Eight golden rules for an effective channel sales programme

 In my last blog I looked at the five reasons why channel sales incentives programmes fail to deliver results.

Having looked at the bad and the ugly, I want to focus on what good lucks like in this post and answer the question: what are the key elements of a great channel sales incentive programme?

Here are my eight golden rules:

1)    Alignment – a channel incentive programme is an extension of your organisations sales and marketing strategy.  It should reflect and drive the activity, interaction and behaviour that you are striving to achieve.  A channel sales incentive will have different requirements to a channel loyalty programme; a channel referral programme should reflect any qualification criteria applicable; a behavioural programme should consider the implications of the changes being introduced.

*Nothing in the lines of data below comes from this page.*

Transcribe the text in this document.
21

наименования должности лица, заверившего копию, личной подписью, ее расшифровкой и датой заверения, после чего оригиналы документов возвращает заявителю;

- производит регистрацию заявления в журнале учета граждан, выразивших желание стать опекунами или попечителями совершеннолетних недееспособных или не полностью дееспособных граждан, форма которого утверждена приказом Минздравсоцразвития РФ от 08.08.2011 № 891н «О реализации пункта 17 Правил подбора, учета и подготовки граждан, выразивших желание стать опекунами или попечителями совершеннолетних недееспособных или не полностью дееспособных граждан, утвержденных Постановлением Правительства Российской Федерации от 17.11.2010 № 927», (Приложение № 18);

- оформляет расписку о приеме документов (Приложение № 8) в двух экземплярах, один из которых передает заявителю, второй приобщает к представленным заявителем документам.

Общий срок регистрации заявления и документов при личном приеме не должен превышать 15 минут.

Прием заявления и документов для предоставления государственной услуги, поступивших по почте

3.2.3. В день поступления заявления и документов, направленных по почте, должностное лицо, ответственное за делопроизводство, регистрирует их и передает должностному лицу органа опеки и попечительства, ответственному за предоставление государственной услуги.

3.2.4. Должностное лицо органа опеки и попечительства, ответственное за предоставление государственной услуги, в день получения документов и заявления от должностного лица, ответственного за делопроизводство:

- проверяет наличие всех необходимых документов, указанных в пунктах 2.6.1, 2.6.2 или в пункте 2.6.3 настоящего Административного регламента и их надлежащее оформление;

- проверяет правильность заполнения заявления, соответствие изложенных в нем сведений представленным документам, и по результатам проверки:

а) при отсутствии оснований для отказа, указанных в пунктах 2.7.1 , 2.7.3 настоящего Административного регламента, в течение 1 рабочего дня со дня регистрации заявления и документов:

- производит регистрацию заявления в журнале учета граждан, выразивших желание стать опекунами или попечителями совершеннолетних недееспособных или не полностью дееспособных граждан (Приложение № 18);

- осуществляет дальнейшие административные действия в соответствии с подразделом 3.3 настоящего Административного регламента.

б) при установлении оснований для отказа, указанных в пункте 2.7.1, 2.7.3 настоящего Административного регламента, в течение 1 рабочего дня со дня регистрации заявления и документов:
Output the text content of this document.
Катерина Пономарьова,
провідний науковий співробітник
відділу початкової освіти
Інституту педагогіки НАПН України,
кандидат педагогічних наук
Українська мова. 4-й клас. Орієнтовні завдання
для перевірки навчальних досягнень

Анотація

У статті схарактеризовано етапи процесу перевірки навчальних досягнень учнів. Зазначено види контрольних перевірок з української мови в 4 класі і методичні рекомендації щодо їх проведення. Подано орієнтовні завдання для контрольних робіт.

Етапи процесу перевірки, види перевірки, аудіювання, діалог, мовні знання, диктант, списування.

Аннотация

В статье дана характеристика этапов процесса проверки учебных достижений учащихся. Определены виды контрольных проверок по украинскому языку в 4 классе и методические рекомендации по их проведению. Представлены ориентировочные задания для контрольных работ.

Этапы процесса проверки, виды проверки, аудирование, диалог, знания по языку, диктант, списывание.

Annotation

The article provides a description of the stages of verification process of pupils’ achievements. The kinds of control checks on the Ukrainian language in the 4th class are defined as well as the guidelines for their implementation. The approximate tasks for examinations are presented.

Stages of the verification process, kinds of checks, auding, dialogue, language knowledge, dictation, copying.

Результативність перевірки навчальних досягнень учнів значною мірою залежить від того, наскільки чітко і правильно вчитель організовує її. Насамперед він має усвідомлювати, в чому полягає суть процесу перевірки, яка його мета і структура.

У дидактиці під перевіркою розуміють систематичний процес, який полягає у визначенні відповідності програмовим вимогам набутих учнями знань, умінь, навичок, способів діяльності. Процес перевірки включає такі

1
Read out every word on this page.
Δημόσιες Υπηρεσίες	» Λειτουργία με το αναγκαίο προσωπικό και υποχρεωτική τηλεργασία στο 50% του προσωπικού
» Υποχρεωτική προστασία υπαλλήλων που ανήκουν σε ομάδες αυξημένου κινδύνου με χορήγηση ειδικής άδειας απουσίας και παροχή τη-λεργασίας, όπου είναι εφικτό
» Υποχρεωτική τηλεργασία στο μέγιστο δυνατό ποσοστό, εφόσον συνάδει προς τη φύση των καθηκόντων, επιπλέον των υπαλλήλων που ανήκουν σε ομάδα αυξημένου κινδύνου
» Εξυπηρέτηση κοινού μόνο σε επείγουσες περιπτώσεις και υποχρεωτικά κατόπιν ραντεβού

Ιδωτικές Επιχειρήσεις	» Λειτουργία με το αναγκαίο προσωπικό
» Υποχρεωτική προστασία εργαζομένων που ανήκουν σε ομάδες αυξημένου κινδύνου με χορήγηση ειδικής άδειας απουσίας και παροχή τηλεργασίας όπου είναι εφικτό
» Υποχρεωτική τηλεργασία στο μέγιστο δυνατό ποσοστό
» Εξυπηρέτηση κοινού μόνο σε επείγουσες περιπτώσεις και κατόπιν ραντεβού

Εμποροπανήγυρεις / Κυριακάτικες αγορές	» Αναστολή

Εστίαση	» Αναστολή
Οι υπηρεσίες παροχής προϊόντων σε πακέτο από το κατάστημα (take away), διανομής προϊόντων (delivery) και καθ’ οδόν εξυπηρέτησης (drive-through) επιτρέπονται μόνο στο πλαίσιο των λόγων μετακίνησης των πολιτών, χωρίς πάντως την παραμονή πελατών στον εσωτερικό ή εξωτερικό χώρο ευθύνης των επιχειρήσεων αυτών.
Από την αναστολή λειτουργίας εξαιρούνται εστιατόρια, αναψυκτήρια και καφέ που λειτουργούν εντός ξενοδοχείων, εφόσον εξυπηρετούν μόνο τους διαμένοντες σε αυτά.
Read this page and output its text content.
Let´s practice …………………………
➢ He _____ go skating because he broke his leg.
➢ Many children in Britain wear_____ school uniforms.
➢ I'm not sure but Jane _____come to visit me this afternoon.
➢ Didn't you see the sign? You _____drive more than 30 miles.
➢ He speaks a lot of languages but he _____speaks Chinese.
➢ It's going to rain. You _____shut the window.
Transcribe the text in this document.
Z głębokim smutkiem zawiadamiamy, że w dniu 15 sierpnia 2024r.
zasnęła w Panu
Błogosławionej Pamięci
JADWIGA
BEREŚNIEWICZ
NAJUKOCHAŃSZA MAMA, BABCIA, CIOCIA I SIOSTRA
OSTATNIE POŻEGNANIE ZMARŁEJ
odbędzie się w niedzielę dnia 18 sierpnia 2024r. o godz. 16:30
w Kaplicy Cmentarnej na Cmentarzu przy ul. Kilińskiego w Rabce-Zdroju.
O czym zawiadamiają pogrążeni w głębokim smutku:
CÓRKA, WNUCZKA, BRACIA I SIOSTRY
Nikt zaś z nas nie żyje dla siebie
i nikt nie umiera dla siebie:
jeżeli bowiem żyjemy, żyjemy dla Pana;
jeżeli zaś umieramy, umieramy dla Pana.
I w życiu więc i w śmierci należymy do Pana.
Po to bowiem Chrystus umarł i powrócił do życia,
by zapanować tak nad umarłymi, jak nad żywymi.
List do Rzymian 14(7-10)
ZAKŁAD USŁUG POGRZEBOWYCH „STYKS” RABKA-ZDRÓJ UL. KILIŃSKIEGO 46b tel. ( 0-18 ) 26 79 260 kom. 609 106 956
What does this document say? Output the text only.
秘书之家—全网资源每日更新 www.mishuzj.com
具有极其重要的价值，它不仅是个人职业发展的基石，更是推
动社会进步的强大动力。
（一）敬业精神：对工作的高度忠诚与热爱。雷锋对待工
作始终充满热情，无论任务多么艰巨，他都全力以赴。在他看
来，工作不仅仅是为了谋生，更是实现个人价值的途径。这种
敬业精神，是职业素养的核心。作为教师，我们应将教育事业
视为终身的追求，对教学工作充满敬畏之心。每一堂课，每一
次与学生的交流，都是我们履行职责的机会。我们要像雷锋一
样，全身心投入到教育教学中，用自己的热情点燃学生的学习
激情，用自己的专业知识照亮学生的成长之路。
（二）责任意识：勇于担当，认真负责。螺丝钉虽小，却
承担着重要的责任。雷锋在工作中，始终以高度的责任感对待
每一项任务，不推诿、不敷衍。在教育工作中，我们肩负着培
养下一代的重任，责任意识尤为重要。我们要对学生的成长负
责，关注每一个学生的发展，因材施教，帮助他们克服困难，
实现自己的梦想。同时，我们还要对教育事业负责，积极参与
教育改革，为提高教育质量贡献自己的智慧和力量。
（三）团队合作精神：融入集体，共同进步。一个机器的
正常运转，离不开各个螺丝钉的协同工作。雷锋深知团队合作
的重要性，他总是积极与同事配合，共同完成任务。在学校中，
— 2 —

2)    Simplicity – whether you are designing a new programme or redesigning an old one, you should ask yourself at every stage: have I made this as simple as possible from the reseller’s perspective? If the answer is no, then your scheme will be fundamentally flawed from the outset.

3)    Segmentation – Pareto’s Law applies!  Segmenting distributors and resellers will create the scope to apply different incentive criteria and objectives, as aligned to your requirements of each commercial relationship.  This also creates opportunity to reward accordingly.

4)    Automation – one impact of our always-on consumer culture is that we import our expectations into the world of work. Approving claims and issuing rewards in a timely manner is imperative. Your channel partners will have high expectations around response times, communication and fulfilment so you should look to automate your scheme as far as possible so that data and information flows both ways quickly.

5)    Communication and Accessibility – you need a marketing plan to make sure your scheme is front of mind and keeps your channel partners engaged for the course of the programme. The communications channels need to match the environment your audience are operating in ensuring they can access the programme quickly and easily.  You’ll also need to anticipate the business peaks across the year when you’ll want a specific sales push.

6)    Focus – it’s vital for a channel sales scheme to have momentum from the start. This means structuring the incentives and rewards to suit the pace of the market and the value of the goods and the nature of your resellers. Sales schemes for high value products work best with quarterly and annual goals. Volume-focused schemes need more regular reward on a daily or weekly basis through instant rewards. You can drive further focus by bringing an element of competition through league tables – regional or national – for best sales performance

7)    Insight and ROI Every channel incentive scheme should be designed so that you gather detailed customer information and insight so that you can improve your overall marketing effort. This shouldn’t come at the expense of simplicity but should be an integral part of how the scheme runs.

8)    Feedback – you can’t run an effective channel incentive scheme without talking to your partners. This will help with initial scheme design and iterative improvements when it is up and running. What we are looking for here is how your scheme compares to the competition, what is stopping people from engaging with your scheme, and importantly, how you can evolve it once it’s live.

This last point is particularly important because, like any marketing activity, its effectiveness will decrease over time.

So while design and launch are important, the success of your channel sales incentive scheme will be defined by your ability to run it effectively and learn from what is working – and what is not.